Thanks for a fascinating article! I know you've been over this before, but NYS just dropped their mask mandate. Would you be able to review advice about how people as individuals should decide whether to mask or not given the current circumstances?
I ran the indoor air idea by a scientist on a sub I'm on, and scientist said that indoor air sampling is harder to get data from than wastewater. Apparently you can't really just take air samples because there aren't enough virons per cubic foot, so you need to look at a place where they concentrate, such as an air filter in the ventilation system. But air filters collect lots of other junk too (dust, etc), so finding the virus bits is like finding needles in a haystack. Seems to me like wastewater sampling has a bunch of analogous problems, but I did not get a chance to ask about that.
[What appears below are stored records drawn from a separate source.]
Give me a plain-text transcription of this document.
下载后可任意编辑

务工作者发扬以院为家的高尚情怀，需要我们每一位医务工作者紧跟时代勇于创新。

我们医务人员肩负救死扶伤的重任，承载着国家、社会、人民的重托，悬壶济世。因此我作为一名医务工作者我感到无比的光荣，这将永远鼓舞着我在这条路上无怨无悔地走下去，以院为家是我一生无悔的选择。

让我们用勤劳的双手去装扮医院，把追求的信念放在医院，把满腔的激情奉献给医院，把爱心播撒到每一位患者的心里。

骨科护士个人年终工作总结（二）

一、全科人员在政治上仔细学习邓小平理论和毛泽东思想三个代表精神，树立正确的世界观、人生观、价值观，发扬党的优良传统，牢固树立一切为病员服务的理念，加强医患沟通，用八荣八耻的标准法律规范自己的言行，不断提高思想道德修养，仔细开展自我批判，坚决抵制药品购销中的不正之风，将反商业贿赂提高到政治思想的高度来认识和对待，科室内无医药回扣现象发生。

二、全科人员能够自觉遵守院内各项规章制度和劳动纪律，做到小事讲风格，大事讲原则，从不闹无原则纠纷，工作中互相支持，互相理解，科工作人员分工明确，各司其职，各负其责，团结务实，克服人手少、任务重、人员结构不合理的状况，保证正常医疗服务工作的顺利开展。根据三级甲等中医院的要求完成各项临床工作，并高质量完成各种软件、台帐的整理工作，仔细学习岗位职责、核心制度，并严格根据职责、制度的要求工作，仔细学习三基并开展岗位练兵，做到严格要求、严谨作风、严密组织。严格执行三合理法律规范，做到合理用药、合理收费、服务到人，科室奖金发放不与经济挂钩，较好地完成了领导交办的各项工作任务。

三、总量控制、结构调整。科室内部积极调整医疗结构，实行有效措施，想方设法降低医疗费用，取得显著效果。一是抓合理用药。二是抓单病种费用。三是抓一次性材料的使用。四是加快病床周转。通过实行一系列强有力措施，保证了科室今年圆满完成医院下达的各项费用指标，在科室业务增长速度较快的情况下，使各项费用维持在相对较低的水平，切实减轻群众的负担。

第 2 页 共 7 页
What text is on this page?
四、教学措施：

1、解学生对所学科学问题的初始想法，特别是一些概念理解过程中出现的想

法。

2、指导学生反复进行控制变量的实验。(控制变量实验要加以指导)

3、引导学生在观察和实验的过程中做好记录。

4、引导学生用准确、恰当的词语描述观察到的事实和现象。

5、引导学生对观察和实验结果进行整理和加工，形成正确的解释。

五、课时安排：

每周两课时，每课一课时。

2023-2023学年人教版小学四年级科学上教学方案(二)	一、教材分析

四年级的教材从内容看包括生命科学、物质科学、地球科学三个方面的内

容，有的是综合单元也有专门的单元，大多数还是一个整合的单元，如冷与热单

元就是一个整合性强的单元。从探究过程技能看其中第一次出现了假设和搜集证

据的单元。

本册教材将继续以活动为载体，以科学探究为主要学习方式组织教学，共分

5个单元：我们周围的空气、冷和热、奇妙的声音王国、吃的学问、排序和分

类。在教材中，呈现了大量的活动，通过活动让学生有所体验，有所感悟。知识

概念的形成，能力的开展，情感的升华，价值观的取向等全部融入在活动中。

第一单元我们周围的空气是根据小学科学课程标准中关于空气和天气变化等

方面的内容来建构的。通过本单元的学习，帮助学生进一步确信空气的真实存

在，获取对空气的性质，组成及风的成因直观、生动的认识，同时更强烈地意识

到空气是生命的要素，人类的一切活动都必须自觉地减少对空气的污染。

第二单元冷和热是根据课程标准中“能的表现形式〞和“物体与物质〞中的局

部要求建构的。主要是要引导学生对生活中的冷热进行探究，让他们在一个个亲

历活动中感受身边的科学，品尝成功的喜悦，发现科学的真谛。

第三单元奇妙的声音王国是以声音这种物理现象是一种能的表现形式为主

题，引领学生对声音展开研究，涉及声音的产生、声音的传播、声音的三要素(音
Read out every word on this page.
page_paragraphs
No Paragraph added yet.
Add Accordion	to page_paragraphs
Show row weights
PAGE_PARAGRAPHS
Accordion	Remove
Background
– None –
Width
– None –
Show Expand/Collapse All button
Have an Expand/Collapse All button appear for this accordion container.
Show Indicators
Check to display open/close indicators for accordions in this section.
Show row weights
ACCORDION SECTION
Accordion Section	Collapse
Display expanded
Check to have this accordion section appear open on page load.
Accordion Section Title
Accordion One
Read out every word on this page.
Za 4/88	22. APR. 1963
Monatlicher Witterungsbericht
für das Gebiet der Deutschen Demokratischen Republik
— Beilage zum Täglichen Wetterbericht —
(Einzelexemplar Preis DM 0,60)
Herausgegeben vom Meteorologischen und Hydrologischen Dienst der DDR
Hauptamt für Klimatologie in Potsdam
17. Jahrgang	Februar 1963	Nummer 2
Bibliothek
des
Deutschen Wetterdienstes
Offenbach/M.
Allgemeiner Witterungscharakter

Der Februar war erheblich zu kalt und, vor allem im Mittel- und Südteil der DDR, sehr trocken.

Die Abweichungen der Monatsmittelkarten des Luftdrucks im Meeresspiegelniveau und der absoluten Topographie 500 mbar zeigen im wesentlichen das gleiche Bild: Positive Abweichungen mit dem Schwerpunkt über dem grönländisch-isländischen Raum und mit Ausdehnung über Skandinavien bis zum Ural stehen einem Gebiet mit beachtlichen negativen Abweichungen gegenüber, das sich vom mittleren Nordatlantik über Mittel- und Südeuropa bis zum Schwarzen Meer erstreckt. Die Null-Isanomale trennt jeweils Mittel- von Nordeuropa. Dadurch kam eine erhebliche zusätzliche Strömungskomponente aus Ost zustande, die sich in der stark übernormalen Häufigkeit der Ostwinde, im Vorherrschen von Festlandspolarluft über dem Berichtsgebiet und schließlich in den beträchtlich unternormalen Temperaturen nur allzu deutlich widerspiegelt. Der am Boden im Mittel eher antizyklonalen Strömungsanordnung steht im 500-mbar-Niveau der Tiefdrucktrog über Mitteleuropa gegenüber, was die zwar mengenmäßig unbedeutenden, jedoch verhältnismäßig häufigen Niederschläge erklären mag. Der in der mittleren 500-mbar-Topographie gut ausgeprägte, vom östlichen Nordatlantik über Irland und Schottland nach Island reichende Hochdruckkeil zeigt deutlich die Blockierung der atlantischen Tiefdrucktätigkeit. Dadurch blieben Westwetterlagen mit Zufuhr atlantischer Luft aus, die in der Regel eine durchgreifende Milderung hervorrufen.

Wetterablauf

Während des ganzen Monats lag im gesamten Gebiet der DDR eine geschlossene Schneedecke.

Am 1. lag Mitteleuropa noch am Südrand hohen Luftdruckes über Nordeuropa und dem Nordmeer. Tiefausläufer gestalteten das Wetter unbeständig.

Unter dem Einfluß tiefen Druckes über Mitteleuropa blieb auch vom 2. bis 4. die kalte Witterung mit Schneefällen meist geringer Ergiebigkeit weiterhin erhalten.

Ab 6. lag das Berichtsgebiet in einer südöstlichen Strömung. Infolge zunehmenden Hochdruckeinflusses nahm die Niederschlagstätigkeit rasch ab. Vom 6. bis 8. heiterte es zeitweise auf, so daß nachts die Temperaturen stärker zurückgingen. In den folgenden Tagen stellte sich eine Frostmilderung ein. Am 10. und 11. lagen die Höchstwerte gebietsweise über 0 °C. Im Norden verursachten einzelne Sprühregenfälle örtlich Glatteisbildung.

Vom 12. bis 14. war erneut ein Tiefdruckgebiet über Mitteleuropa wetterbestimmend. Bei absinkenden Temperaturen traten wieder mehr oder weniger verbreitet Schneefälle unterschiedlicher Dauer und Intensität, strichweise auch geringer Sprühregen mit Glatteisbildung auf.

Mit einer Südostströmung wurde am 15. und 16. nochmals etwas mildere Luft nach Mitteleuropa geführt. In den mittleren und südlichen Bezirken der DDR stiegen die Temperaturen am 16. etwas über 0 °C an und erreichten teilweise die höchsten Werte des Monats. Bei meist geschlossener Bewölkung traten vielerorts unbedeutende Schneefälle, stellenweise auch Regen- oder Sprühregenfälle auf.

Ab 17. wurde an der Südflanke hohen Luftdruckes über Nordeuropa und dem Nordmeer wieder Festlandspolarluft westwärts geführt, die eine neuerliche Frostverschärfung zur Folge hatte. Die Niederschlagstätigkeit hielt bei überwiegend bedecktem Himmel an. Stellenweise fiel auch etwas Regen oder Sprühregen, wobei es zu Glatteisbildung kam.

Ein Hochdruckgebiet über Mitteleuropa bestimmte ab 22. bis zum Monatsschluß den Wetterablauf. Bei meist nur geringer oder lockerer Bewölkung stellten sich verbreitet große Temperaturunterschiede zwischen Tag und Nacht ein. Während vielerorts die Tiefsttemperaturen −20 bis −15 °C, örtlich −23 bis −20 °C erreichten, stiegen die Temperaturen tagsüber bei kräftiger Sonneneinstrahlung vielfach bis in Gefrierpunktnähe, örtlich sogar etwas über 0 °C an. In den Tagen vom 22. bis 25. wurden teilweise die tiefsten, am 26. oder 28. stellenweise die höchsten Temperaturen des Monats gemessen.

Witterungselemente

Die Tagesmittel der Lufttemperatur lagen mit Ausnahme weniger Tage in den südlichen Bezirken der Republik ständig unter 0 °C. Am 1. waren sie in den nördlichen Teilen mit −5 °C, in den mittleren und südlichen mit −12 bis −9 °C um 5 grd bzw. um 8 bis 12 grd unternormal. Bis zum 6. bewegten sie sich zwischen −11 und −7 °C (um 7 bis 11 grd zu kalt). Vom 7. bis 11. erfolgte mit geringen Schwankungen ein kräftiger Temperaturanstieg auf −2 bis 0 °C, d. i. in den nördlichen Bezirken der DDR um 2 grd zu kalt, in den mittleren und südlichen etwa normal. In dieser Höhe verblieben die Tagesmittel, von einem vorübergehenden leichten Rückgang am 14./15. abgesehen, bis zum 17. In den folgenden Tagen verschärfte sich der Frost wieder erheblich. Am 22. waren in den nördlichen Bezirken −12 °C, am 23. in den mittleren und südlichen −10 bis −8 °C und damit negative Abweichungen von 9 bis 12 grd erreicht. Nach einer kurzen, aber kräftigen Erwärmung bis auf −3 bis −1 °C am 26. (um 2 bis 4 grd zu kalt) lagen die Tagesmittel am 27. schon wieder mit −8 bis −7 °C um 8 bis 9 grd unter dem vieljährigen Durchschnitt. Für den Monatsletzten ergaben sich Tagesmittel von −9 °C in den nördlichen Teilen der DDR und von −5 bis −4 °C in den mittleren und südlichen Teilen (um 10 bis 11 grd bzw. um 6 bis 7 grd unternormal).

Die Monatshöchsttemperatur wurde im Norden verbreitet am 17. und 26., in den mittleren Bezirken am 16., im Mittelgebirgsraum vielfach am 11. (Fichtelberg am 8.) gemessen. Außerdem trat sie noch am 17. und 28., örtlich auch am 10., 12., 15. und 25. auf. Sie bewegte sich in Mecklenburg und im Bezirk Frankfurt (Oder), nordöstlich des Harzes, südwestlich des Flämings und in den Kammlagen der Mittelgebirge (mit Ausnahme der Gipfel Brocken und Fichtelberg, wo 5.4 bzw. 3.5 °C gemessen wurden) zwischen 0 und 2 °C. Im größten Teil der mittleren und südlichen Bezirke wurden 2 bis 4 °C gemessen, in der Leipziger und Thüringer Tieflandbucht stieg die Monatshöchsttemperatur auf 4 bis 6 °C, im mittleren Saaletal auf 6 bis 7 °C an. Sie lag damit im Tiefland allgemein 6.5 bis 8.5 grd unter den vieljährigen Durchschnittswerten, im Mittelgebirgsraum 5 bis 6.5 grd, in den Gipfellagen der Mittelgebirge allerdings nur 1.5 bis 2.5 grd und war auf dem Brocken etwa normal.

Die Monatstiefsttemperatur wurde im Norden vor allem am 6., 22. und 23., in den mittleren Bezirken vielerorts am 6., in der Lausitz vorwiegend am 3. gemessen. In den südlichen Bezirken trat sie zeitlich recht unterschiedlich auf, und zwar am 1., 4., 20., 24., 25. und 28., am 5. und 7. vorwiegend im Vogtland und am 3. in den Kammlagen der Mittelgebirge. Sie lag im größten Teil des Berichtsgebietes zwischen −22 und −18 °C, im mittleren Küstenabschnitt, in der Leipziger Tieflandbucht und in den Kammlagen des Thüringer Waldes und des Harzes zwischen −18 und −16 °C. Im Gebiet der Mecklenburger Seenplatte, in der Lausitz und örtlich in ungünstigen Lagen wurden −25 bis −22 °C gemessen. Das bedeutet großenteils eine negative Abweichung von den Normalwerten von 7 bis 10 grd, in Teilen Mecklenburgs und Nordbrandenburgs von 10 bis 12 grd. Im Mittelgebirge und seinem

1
OK I stand semi-corrected, I must agree that 85 is more than 15. But FWIW, this reminds me of the famous polling error when a telephone survey predicted Hoover would defeat FDR, not recognizing that telephones were a marker of wealth. The fifteen percent with septic tanks are more rural and probably more "red", not a random sample.
My point is that 100% would be ideal, 95% would be almost as good, 90% pretty darn close, and 85% isn't that far off. For the purposes of pandemic surveillance of wastewater, I don't see the absence of those remaining 15% significantly affecting the trends of viral detection; such surveillance doesn't strike me as that granular.
I think this is an excellent way for sentinel detection of pathogens at ports of entry. Testing wastewater at ports of entry could give us an early warning to a disease entering the country.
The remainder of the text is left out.